In 14 of the 15 attempts, the Twins were tied or ahead on the scoreboard, and generally in close games where the value of adding a single run could also reasonably be thought to be worth the cost of forgoing multiple runs.

With one out, in certain score situations and with certain hitters at the plate, a bunt is a great way to add an insurance run or break a tie. Matt Winkelman, whose work has appeared at Baseball Prospectus and other sites, wrote about safety squeezes in 2016.

He was writing then about the Phillies, who had the league’s worst offense by wOBA and wRC+, and had the fifth-highest strikeout rate that season. He argued that bunts with runners on 3rd base were a useful tool for adding runs to the ledger for teams with poor overall offensive production.
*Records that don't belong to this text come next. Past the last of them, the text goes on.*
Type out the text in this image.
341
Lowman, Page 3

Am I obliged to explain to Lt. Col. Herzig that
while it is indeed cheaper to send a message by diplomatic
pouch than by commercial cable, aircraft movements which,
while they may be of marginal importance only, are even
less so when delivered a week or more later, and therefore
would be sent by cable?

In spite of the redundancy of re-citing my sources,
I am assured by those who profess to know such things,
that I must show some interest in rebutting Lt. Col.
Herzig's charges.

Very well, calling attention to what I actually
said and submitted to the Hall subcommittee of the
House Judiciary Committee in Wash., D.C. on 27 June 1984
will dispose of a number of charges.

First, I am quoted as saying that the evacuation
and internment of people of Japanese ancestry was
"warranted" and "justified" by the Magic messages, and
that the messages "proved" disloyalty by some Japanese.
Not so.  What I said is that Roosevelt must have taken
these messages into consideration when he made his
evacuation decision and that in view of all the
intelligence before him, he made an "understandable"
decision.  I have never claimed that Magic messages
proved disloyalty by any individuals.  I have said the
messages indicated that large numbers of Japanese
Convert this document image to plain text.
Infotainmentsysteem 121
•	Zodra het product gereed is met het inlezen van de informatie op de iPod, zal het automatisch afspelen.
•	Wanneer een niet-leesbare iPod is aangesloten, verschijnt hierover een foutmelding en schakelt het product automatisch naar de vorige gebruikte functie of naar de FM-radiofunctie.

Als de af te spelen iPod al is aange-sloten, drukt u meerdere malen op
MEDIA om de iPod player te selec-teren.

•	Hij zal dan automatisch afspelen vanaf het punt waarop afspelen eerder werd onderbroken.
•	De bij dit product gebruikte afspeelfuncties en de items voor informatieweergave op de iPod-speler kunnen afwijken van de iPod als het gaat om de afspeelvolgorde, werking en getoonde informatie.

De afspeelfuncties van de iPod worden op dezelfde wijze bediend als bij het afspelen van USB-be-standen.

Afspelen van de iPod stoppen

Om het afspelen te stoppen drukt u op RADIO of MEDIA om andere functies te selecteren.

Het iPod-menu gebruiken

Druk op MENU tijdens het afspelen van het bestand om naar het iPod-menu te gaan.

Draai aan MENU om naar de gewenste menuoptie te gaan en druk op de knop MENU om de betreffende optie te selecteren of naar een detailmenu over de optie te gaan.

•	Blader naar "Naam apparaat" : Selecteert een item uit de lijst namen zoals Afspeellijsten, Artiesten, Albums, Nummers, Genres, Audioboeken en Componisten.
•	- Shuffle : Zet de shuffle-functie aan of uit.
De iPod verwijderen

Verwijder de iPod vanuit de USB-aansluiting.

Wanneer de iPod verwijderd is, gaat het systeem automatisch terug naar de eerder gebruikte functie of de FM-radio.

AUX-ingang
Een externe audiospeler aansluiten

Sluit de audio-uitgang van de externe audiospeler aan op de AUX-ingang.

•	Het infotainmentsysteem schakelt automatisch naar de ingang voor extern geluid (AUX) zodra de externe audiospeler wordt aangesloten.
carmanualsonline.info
He estimated, with 2015 run expectancy data, that the break-even rate for bunting with one out and a runner on third was about 75% at the league level. That assumes a league average offense. For a team that produces below that mark, especially with a high rate of striking out (and therefore less chance to bring in a runner from 3rd base with a batted ball in play), the break-even point for using a bunt drops even lower.

Of the Twins’ 15 attempts the past two seasons, only three have resulted in an out without a run scoring. Of the remaining 12, ten have resulted in a run scoring and another two times the runners were safe at both 3rd and 1st. That’s a 66.7% rate of scoring a run and a 80% rate of avoiding an out when attempting to bunt with a runner on 3rd. Those both likely exceed the break-even thresholds required in those situations.

Here again, it seems the Twins and Baldelli are being smart with the deployment of small ball tactics when the situations, and the risk-reward math, support it. While there’s nothing wrong with the complaints about the lack of balance and resilience of approach in the Twins’ offense, at least they are trying to complement that with calculated risks where they make sense.